MLK family asks for no celebration until lawmakers pass voting rights legislation3 min read
By: Stacy M. Brown
Prayer breakfasts, marches, parades, and an uptick in volunteer efforts to support the annual Day of Service have remained staples of Martin Luther King Jr. Day.
But the late civil rights icon family has asked that observers strike a different tune in 2022.
King’s family has requested no celebration unless federal lawmakers pass voting rights legislation, a task that appears out of reach as President Joe Biden and several Democrats have faced stiff Republican opposition.

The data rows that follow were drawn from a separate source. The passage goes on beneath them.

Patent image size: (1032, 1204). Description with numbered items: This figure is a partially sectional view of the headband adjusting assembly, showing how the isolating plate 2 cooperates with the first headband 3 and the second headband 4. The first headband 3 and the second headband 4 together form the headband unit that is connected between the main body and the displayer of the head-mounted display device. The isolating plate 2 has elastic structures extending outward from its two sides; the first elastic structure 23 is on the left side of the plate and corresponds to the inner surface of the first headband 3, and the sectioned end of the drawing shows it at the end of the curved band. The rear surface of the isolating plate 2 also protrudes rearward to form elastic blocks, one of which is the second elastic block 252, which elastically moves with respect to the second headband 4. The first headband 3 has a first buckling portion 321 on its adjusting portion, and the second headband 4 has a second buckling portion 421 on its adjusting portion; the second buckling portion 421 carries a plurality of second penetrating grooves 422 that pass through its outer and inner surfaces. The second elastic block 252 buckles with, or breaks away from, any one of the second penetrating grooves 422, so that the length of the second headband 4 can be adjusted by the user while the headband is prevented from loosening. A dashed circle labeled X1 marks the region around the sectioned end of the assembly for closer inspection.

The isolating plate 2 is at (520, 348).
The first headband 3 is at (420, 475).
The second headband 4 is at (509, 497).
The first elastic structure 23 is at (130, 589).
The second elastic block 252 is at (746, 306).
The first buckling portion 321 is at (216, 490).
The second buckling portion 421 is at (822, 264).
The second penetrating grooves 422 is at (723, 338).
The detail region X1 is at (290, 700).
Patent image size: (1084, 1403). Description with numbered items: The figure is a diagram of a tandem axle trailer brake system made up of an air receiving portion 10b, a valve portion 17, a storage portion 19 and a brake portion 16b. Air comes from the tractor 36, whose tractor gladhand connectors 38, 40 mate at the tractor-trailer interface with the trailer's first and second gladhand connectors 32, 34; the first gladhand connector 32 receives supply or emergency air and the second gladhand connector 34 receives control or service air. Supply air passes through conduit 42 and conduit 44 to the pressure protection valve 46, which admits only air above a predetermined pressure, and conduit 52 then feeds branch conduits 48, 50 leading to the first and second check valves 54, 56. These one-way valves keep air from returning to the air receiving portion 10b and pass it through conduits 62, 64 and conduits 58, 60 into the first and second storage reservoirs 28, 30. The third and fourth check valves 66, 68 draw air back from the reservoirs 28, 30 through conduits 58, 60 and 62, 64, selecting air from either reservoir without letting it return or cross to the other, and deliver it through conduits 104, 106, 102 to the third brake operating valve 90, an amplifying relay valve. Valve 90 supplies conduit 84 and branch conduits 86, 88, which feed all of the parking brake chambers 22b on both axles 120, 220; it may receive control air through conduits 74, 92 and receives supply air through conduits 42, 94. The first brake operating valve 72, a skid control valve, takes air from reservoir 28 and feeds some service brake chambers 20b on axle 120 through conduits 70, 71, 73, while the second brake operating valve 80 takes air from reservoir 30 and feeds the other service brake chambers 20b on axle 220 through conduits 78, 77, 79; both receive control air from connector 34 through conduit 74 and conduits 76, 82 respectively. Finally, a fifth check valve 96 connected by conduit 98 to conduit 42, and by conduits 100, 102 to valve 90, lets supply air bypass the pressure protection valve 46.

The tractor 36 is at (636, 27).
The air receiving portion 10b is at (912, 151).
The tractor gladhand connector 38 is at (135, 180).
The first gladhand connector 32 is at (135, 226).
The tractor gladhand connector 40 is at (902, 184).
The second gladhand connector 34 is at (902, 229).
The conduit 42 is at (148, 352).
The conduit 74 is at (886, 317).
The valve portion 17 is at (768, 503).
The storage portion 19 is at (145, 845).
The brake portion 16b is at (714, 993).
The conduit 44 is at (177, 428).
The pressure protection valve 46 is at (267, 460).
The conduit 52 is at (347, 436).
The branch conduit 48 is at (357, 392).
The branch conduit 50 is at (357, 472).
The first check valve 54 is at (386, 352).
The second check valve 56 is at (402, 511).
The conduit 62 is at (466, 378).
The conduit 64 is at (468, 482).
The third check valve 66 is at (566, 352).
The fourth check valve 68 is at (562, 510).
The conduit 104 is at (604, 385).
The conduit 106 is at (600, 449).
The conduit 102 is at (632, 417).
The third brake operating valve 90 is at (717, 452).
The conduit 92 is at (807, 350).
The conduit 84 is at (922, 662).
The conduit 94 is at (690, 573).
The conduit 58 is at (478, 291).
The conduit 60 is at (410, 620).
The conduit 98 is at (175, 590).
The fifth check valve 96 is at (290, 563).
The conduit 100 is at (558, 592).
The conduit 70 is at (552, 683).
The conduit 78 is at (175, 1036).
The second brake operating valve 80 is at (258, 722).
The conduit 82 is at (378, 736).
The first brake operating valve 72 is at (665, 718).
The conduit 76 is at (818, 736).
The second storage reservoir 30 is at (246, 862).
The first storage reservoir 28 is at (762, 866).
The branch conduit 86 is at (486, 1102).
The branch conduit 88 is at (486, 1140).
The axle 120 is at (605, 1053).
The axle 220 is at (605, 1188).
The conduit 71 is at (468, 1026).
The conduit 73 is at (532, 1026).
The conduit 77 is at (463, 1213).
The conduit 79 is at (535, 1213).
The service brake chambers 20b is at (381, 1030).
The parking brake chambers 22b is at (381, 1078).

Democrats have also been hampered by members of their own party, notably West Virginia Sen. Joe Manchin, whose vote is crucial in an evenly split chamber.
“President Biden and Congress used their political muscle to deliver a vital infrastructure deal, and now we are calling on them to do the same to restore the very voting rights protections my father and countless other civil rights leaders bled to secure,” Martin Luther King III said in a statement.
“We will not accept empty promises in pursuit of my father’s dream for a more equal and just America,” King III, the oldest son and oldest living child of King Jr. and Coretta Scott King.
King III, his wife Arndrea Waters King, and their daughter Yolanda King said they plan to mobilize activists on MLK weekend – January 14-16 – to demand a voting rights bill.
In numerous Republican-led states like Texas, Florida, and Georgia, lawmakers have passed or are attempting to pass tight voter suppression laws that would disenfranchise many voters of color and the elderly.
Earlier this month, Senate Majority Leader Chuck Schumer (D-N.Y.), promised that the U.S. Senate would vote by Martin Luther King Jr. Day (January 17) on whether the chamber would adopt new rules to circumvent the draconian filibuster to enable the passage of voting rights and social justice bills.
“We must ask ourselves: if the right to vote is the cornerstone of our democracy, then how can we in good conscience allow for a situation in which the Republican Party can debate and pass voter suppression laws at the State level with only a simple majority vote, but not allow the United States Senate to do the same? We must adapt,” Sen. Schumer demanded.
“The Senate must evolve like it has many times before. The Senate was designed to evolve and has evolved many times in our history.”
Sen. Schumer continued:
“The fight for the ballot is as old as the Republic. Over the coming weeks, the Senate will once again consider how to perfect this union and confront the historic challenges facing our democracy. We hope our Republican colleagues change course and work with us. But if they do not, the Senate will debate and consider changes to Senate rules on or before January 17, Martin Luther King Jr. Day, to protect the foundation of our democracy: free and fair elections.”
Meanwhile, King III insisted that President Biden and members of Congress use the same energy and force they mustered in 2021 to pass the $1.2 trillion infrastructure bill.
“You delivered for bridges, now deliver for voting rights,” King III asserted.
Reportedly, the King family plans to join local groups in a rally in Phoenix on January 15, the date of King’s birthday,
“[We wish] to restore and expand voting rights to honor Dr. King’s legacy,” the family wrote in a statement.
Further, the family and others plan to march across the Frederick Douglass Memorial Bridge in Washington, DC.
They also plan to hold a rally and march across a bridge in Phoenix, reportedly to draw a comparison to the 1965 march across the Edmund
Pettus Bridge in Selma, Alabama, for voting rights for African Americans.
“The Senate must pass the Freedom to Vote Act and the John Lewis Voting Rights Advancement Act and ensure the Jim Crow filibuster doesn’t stand in the way,” the King family stated.